Smoking restores impaired LTD-like plasticity in schizophrenia: a transcranial direct current stimulation study

Wolfgang Strube, Tilmann Bunse, Michael A Nitsche, Thomas Wobrock, Richard Aborowa, Kristina Misewitsch, Maximiliane Herrmann, Peter Falkai, Alkomiet Hasan
Neuropsychopharmacology 2015, 40 (4): 822-30
Impaired neuroplastic responses following noninvasive brain stimulation have been reported repeatedly in schizophrenia patients. These findings have been associated with deficits in GABAergic, glutamatergic, and cholinergic neurotransmission. Although various neurophysiological studies have indicated a relationship between nicotine and neuroplasticity in healthy individuals, the present study is the first investigation into the impact of nicotine on LTD-like plasticity in patients with schizophrenia. Cortical excitability and cortical plasticity were explored in 30 schizophrenia patients (17 smoker, 13 nonsmoker) and 45 healthy controls (13 smoker, 32 nonsmoker) by using single-pulse transcranial magnetic stimulation (TMS) before and following cathodal transcranial direct current stimulation (tDCS) applied to the left primary motor cortex. Our analysis revealed abolished LTD-like plasticity in nonsmoking schizophrenia patients. However, these plasticity deficits were not present in smoking schizophrenia patients. In healthy controls, significant MEP reductions following cathodal tDCS were observed in nonsmoking individuals, but only trend-level reductions in smokers. In smoking schizophrenia patients, the severity of negative symptoms correlated positively with reduced neuroplasticity, whereas nonsmoking patients displayed the opposite effect. Taken together, the data of our study support the notion of an association between chronic smoking and the restitution of impaired LTD-like plasticity in schizophrenia patients.
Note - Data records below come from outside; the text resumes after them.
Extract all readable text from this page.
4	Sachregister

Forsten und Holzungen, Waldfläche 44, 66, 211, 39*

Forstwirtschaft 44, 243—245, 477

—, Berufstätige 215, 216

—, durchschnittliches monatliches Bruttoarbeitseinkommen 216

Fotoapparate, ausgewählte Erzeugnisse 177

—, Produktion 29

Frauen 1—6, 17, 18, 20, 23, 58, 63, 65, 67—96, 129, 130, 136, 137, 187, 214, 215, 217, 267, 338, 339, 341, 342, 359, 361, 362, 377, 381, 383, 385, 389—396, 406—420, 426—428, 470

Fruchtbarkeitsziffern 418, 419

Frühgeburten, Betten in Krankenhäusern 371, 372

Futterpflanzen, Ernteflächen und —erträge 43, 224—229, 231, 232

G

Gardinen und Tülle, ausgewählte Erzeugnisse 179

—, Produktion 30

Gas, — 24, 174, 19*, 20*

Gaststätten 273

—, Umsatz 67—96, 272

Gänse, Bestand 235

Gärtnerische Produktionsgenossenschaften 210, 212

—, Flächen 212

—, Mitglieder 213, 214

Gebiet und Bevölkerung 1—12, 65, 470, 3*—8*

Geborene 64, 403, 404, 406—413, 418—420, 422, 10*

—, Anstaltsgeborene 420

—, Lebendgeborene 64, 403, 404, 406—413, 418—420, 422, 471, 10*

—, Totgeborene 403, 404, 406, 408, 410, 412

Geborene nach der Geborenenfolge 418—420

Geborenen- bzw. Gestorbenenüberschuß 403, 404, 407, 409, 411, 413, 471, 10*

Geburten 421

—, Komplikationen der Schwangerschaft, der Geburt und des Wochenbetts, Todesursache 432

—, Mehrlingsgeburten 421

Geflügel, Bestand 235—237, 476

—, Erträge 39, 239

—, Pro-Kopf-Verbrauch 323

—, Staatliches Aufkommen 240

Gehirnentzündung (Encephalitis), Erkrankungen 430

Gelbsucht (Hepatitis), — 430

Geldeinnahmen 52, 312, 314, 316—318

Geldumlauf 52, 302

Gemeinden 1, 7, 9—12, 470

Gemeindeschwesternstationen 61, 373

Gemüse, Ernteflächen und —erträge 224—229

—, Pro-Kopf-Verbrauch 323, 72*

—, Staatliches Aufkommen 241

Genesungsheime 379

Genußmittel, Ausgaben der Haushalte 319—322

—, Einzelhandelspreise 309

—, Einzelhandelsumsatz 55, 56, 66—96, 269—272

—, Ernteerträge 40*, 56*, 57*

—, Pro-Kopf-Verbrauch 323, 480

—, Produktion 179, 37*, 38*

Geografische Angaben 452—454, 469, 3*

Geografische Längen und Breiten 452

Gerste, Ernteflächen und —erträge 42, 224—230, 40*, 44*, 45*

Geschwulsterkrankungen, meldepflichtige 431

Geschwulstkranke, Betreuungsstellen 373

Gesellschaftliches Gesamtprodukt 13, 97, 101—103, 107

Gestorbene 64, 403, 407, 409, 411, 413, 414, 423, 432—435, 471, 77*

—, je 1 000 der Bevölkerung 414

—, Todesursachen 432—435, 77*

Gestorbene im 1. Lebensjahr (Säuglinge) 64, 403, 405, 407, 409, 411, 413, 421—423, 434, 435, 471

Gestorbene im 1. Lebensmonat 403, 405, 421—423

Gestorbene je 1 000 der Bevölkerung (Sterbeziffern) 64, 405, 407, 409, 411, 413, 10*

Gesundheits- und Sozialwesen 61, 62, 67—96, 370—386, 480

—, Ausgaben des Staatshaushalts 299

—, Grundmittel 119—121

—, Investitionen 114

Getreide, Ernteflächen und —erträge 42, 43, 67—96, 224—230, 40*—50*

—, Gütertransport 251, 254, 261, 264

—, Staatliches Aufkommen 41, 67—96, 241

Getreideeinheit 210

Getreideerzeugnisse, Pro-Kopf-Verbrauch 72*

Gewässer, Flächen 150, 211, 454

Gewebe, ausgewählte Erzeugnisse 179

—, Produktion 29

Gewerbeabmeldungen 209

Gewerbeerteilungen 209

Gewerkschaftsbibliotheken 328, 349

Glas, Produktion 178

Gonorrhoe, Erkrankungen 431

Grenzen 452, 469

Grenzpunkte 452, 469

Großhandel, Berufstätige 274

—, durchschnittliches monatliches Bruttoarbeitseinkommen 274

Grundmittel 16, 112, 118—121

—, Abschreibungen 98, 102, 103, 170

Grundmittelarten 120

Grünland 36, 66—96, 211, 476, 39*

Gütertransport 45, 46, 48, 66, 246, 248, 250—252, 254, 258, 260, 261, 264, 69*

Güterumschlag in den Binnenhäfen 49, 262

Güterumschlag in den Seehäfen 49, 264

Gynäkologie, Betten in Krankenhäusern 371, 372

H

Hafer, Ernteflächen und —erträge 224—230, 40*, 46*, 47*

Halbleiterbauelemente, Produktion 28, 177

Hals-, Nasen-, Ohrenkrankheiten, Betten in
Although replication and further research are needed to better understand this relationship, our findings indicate that nicotine intake might stabilize the impaired inhibition-facilitation balance in the schizophrenic brain through a complex interaction between cortical plasticity, and GABAergic and cholinergic neurotransmission, and might explain the reduced prevalence of negative symptoms in this population.